When you want to access a Vista machine using Remote Desktop Connection (RDC), you may sometimes encounter difficulties if the target machine is asleep. Though Sleep Mode is a great way to conserve energy when a PC is idle, but unless you go through some contortions to enable RDC to access a sleeping machine, you may have to walk over to the target and rouse it manually (on my Dell notebook, for example, a quick press of the power button kicks that machine awake). Although many sources claim you can simply instruct the NIC to respond to “Wake on LAN” (aka WoL) requests via interaction with RDC, I have not found this to be the case on all the sleeping machines I occasionally seek to access using RDC. No worries: there is another way to get there from the default Vista state. I’ll explain how in two parts:

  1. A preamble that explains what settings you must change on the target machine
  2. A description of a software tool you can use to send a wake-up packet to rouse a sleeping machine

Not every single element of the preamble may apply to all PCs, but they did apply to mine.

Preamble: Enable WOL on the Target PC

  1. Reboot the target machine, and enter Setup to check and possibly change the BIOS configuration as it reboots. You want to inspect settings for your network interfaces, and make sure Wake On Lan is enabled for the machine in the BIOS. I usually choose only to enable WOL on wired interfaces, because when I’m using wireless I’m usually away from my home network and don’t want my machine to wake up unless I tell it to do so myself.
  2. Right-click the Network item in the Start Menu, then click Manage network connections. Right click the icon for the network interface through which you wish to wake your machine, then click the Configure button to open its Controller Properties window. Then click on the Power Management tab, and make sure the checkbox next to “Allow this device to wake the computer” is checked.
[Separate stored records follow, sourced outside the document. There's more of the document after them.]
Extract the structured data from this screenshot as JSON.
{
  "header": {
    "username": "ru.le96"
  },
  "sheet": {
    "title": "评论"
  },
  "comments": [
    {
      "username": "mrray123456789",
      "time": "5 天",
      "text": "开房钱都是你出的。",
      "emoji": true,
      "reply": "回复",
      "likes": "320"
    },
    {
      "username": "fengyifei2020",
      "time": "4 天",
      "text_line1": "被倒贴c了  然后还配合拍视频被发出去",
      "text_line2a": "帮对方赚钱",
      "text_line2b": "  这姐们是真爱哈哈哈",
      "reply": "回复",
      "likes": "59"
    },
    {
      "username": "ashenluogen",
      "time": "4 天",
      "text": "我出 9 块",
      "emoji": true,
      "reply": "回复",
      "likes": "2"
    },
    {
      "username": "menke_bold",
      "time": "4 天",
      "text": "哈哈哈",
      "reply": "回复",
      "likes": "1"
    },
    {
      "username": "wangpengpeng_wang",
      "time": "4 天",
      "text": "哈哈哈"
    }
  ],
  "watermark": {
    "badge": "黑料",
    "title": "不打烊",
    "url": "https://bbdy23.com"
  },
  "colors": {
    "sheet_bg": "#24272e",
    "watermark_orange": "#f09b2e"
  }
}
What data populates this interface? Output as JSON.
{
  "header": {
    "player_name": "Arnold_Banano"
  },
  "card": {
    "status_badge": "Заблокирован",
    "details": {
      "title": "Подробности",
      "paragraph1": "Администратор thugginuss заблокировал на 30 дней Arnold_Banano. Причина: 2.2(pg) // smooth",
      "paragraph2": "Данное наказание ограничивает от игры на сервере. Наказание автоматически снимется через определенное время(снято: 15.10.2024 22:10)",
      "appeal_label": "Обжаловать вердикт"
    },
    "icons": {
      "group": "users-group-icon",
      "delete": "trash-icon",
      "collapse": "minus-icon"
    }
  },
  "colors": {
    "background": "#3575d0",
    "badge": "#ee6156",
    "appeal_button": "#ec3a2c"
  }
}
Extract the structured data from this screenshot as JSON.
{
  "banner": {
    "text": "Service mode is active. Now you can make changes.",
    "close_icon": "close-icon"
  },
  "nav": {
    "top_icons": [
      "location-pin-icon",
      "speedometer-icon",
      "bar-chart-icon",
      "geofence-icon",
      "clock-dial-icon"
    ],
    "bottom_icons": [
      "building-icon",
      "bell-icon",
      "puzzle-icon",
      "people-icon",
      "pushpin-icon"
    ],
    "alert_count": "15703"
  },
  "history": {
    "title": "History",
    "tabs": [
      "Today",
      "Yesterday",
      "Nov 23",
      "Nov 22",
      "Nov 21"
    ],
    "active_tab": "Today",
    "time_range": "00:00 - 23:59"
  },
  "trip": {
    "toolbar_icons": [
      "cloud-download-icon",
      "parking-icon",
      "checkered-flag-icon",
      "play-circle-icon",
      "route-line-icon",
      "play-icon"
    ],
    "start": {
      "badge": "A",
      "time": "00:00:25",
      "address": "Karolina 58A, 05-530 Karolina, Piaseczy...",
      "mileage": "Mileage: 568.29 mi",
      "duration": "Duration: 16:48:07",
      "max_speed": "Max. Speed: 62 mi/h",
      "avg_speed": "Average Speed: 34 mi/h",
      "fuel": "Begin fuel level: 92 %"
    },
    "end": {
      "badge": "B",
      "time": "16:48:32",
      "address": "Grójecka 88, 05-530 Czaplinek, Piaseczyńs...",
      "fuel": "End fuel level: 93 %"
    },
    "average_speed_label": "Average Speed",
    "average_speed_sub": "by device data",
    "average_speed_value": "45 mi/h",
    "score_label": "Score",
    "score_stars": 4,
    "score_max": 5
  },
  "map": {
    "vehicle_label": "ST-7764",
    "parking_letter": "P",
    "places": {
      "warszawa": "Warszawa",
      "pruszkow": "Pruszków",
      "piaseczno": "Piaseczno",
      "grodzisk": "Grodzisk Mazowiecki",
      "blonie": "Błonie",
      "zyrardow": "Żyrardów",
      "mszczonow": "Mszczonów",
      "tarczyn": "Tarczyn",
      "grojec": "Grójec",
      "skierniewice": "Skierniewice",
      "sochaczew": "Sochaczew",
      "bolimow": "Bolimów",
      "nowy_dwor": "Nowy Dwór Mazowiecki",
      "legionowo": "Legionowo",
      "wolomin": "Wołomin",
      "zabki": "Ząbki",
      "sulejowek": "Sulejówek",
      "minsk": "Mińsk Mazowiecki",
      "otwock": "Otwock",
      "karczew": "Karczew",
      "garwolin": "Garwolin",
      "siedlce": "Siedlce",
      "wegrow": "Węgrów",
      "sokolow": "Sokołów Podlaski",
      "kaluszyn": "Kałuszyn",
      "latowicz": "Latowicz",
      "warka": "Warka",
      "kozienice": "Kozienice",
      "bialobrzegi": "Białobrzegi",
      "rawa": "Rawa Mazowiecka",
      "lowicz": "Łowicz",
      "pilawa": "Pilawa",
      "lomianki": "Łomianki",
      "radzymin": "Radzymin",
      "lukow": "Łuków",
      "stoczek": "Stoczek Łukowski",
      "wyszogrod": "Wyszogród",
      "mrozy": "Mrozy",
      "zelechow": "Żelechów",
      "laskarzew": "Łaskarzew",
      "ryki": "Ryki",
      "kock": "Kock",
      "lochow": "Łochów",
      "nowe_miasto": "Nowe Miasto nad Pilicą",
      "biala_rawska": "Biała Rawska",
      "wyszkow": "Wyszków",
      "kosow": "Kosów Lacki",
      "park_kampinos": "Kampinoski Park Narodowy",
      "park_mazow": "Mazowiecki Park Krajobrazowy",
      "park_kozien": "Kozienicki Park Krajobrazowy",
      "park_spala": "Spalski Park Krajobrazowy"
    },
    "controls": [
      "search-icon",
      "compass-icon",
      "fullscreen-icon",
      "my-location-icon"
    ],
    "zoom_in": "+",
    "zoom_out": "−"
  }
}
Check out WakeOnLanGui.exe

  1. Visit www.depicus.com, then click on the Wake On Lan button in the left-hand column; download whichever version of the program is best for your OS and configuration. I used the WoL for Windows download myself, which downloads a GUI version of the program in a file named wolgui.zip. Unzip the file named WakeOnLanGui.exe to the directory of your choice, then launch the program. Don’t forget you need to download this program to the machine from which you wish to wake the target up, not to the target machine itself.
  2. You must supply the MAC addresss, IP address, and subnet mask for the interface on the target machine through which it connects to your LAN. I used the Local Subnet option in the Send Options: setting, and set the Remote Port Number to 7 (it’s usually either 7 or 9, so if one doesn’t work, try the other). Then, when you click the Wake Me Up button at the bottom of the program’s diminutive window, you should be able to wake your target machine across the LAN. You’ll be able to tell if it starts running, assuming you can see the target’s indicator LEDs; otherwise, wait a minute, then try running RDP and see if it establishes a connection (if it doesn’t something isn’t working properly, or perhaps a configuration setting is missing or mis-set).
Use dashes between the MAC address fields, and grab all this data from the target machine or use ARP -a

Use dashes between the MAC address fields, and grab all this data for the target machine with ipconfig or ARP -a

I tested this setup on a Dell Latitude D620 and it works like a charm. No more getting up to walk across the room to hit the power button. Now I can just fire off Wake On Lan using a Magic Packet to coax that machine back to life. Hopefully, this approach will work for you, too. If you hit any snags, please consult the excellent Wake on LAN FAQ or see the Windows Vista Forums posting entitled “How WAKE computer to use Remote Desktop?” If you find you no joy from either source, try a Web search on “wake on LAN <vendor make model>” where you replace <vendor make model> with the information for your target machine (for example, “wake on LAN Dell Latitude D620” for the target machine I used to drive this blog posting). I must admit to a certain perverse pleasure in waiting for the machine to fall asleep and then using the program to wake it up. I’m sure I’ll tire of this soon, but it’s a pleasant diversion at the moment!